While elite athletes headlined last week’s ITU World Triathlon Grand Final Chicago competition, age groupers also had the chance to show the world what they can do on the city’s lakefront. The ITU Age-Group World Championships took place Sept. 17 with a sprint event and continued Sept. 19 with the Standard (Olympic) distance race.
For age group athlete Michele Tuttle of Columbia, Maryland, the race was familiar territory. Tuttle, who competed in both the sprint and Olympic races, took third in the 2013 ITU Age-Group Sprint World Championships for the Female 50-54 age group and eighth in the Olympic race in the same year.
“The sprint is the stronger one, and the Olympic is more for fun, but I’m always racing if you put a timing chip on me,” Tuttle says.
Tuttle, who began competing in triathlons seven years ago, is one of hundreds of masters-aged athletes that will raced last weekend. While many triathletes peak some time in their 30s, athletes can continue to maintain a competitive edge by adjusting their training to allow for more recovery time, Tuttle says.
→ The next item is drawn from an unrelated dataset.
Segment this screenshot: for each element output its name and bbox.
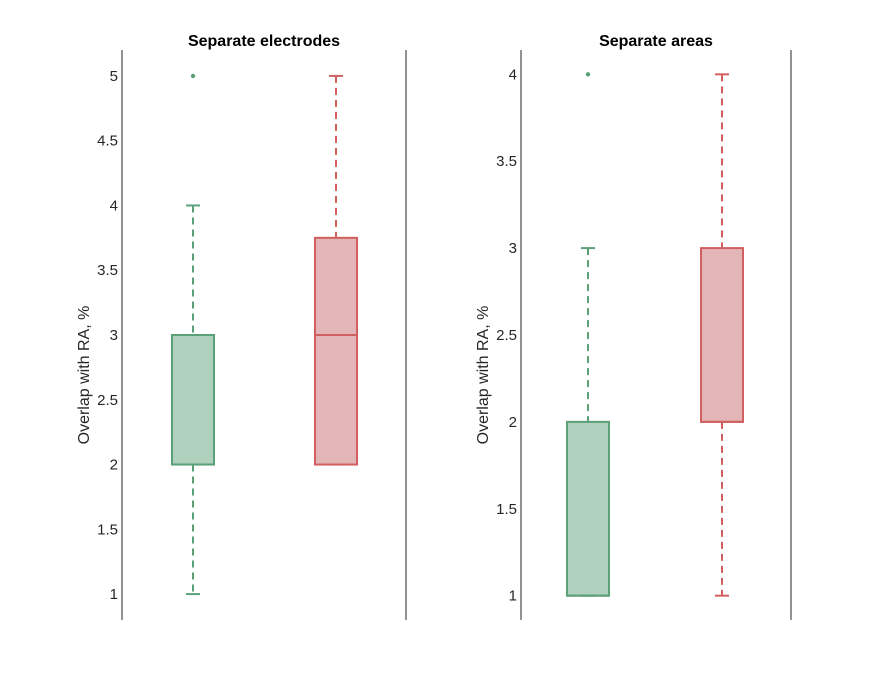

“Part of [training] is consistency, but part if also being willing to take an off-season,” Tuttle says. “Especially being older, there’s only so much racing I can do. I only race once a month at a high level. I pick my events carefully and train specifically for them.”
Tuttle, a registered dietitian, also works to make sure her nutrition supports her training.
“You can’t outrun a bad diet, or out-bike it or out-swim it,” Tuttle, whose training was sponsored by the Wheat Foods Council, says. “Exercise is one thing, but training this hard means that there’s a lot of damage, too. I eat lots of fruit and vegetables, protein, focus on glycogen replacement and grains. I eat a lot of wheat because that works well for me.”
Tuttle was the third U.S. woman to cross the finish line in the female 50-54 age group in the sprint race, finishing fourth overall in her age group with a 1:15:36. She took eighth in the Standard distance race.